Конец лесной вольницы - страница 4

Шрифт
Интервал


– Сынку генеральскому слово я дал, что нательный крест его положу на могилу матери, – сказал солдат. – Я на перевязочном пункте фельдшером служил, так прапорщик Храпов у меня на руках и умер. А перед смертью такая блажь с ним случилась. Свези, сказал, крест нательный на родину мою. Под городом Черновцы дело было. Я и пообещал исполнить, куда тут денешься. Богу душу человек отдаёт. Да, только, всё некогда было, а тут меня по ранению уволили. Вот и иду в ваше Храпково. Третий месяц иду… Положу крест и сразу домой. Мне еще сто вёрст отсюда до дому-то…

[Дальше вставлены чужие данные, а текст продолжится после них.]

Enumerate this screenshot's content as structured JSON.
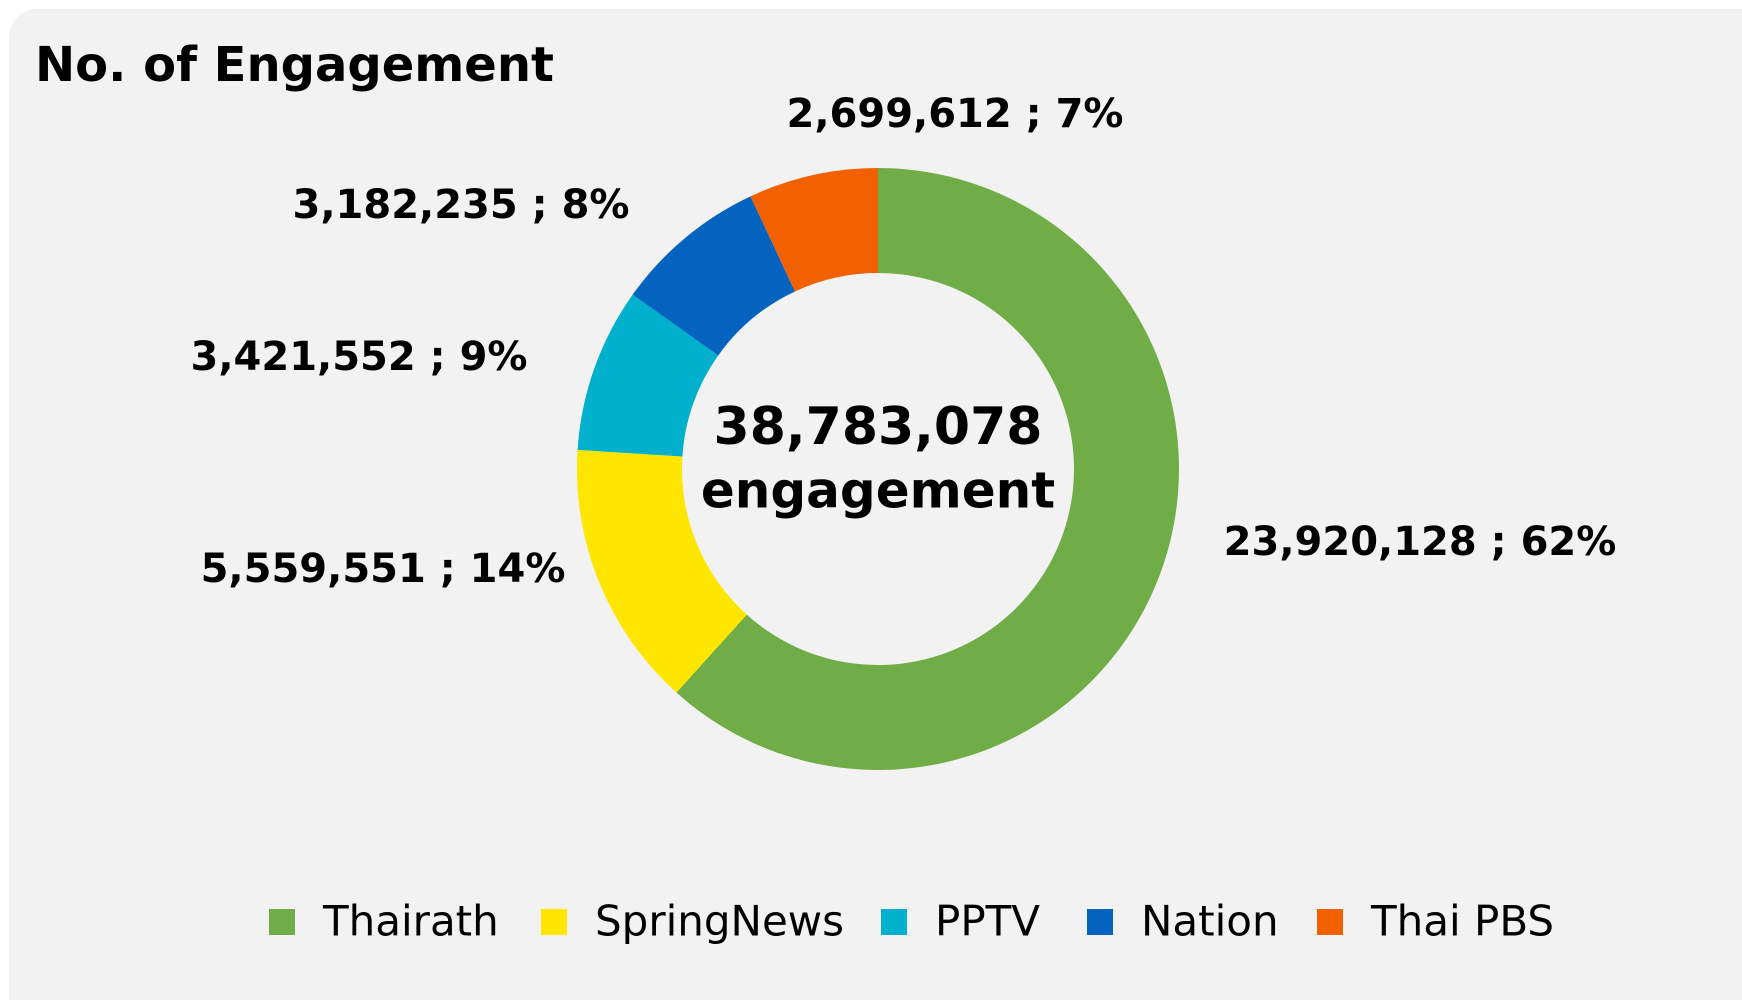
{
  "chart_data": {
    "type": "donut",
    "title": "No. of Engagement",
    "categories": [
      "Thairath",
      "SpringNews",
      "PPTV",
      "Nation",
      "Thai PBS"
    ],
    "values": [
      23920128,
      5559551,
      3421552,
      3182235,
      2699612
    ],
    "value_labels": [
      "23,920,128 ; 62%",
      "5,559,551 ; 14%",
      "3,421,552 ; 9%",
      "3,182,235 ; 8%",
      "2,699,612 ; 7%"
    ],
    "colors": [
      "#70ad47",
      "#ffe600",
      "#00b0cc",
      "#0563c0",
      "#f26000"
    ],
    "annotations": [
      "38,783,078",
      "engagement"
    ],
    "legend": "bottom"
  }
}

– На погосте рядом с храмом барыню схоронили, – вздохнул старик. – Как раз перед войной дело было. А погост у нас большой, со всей лесной округи покойников туда несут. Вот, и мне скоро… Чего еле плетёшься, подлая?! Вот я тебя сейчас!

  Девчонка о себе ничего не сказала, да это и не мудрено. Убогая она. В лохмотьях, грязная, волосы торчком, лицо перекошено, болячка на носу, а из ноздри чего-то не особо приятное торчит. С такой не то что говорить, глядеть на неё не особо хочется. Вот и сидела она нахохлившимся воробушком на заду телеги ко всем спиной.

  Лес, поначалу берёзовый и не частый, становился всё гуще и темнее. Дорога пошла вниз. Скоро за деревьями и солнца не стало видать, хотя оно ещё висело где-то над самым горизонтом. Над канавами по краям дороги поднимался туман. Из придорожного тумана вылетали злые серые комары. Комары нудно зудели и больно кусались. При нападении этого врага рода человеческого спокойно не посидишь. Путники стали махать руками и бить себя: то по лицам, то по шеям. Попалась на дороге большая лужа, заросшая по краям высокой осокой. Копыта лошади вязли в грязи, и телега поехала еле-еле.

– Ах ты, курва! – сердился Митрич, дёргая вожжи. – Чего встала, окаянная?! Давай, давай, милая! Давай! Пошла, родненькая!

  Лошадь, как бы освоившись в грязной луже, стала часто перебирать копытами и скоро вытянула телегу на твёрдую дорогу.